Others who have tangled with secret services were in no doubt that something was afoot. Craig Murray, former British ambassador to Uzbekistan who had been sacked for criticising the US-UK alliance with the highly repressive country, said that ''Julian Assange has been getting the bog-standard 'kompromat''', the old KGB term for sexual compromise. Murray himself had been falsely accused of trading visas for sex. Others were more sceptical, with Mattias Svensson, editor of alternative magazine Neo, saying of arguments about US involvement: ''My instinct is that they're ridiculous''.
One of the country's leading legal commentators, Marten Schultz, argued that the chaotic progress of the case was because of an asymmetry in the Swedish legal system that allows police and prosecutors to leak information and thus damage reputations, while defence lawyers are legally prevented from doing so.

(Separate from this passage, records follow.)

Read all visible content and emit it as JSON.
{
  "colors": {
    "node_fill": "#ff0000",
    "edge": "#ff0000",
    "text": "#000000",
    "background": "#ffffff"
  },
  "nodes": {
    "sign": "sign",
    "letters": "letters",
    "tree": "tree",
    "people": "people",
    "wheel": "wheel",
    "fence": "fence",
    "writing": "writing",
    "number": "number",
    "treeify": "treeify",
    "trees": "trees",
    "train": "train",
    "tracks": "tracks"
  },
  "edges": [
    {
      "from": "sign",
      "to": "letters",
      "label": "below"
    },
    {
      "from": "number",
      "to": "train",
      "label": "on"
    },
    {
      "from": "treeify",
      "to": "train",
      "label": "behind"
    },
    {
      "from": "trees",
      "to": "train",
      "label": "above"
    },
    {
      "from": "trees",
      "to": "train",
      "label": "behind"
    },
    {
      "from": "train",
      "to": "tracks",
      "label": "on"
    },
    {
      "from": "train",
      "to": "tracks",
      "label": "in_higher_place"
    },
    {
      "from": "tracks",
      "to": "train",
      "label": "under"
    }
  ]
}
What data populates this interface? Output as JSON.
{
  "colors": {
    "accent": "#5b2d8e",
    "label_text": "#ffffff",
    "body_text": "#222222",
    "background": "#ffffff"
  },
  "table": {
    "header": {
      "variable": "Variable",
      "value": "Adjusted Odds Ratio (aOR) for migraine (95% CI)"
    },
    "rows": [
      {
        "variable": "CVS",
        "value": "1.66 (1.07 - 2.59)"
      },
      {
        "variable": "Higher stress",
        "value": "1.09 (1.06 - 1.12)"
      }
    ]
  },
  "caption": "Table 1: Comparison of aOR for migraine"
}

Everyone connected agrees that it's a mess and an embarrassment, and most will say that Assange's rights have been infringed, with leading international lawyer Geoffrey Robertson arguing that the Australian government should ''carpet'' the Swedish ambassador for Assange's treatment, and that Assange should make a case in the European Court of Human Rights.
Will the imminent document drop return attention from the Strindbergian drama of Assange and the two women to the two major wars that have been WikiLeaks' major focus? Even if the rape investigation peters out, it's unlikely.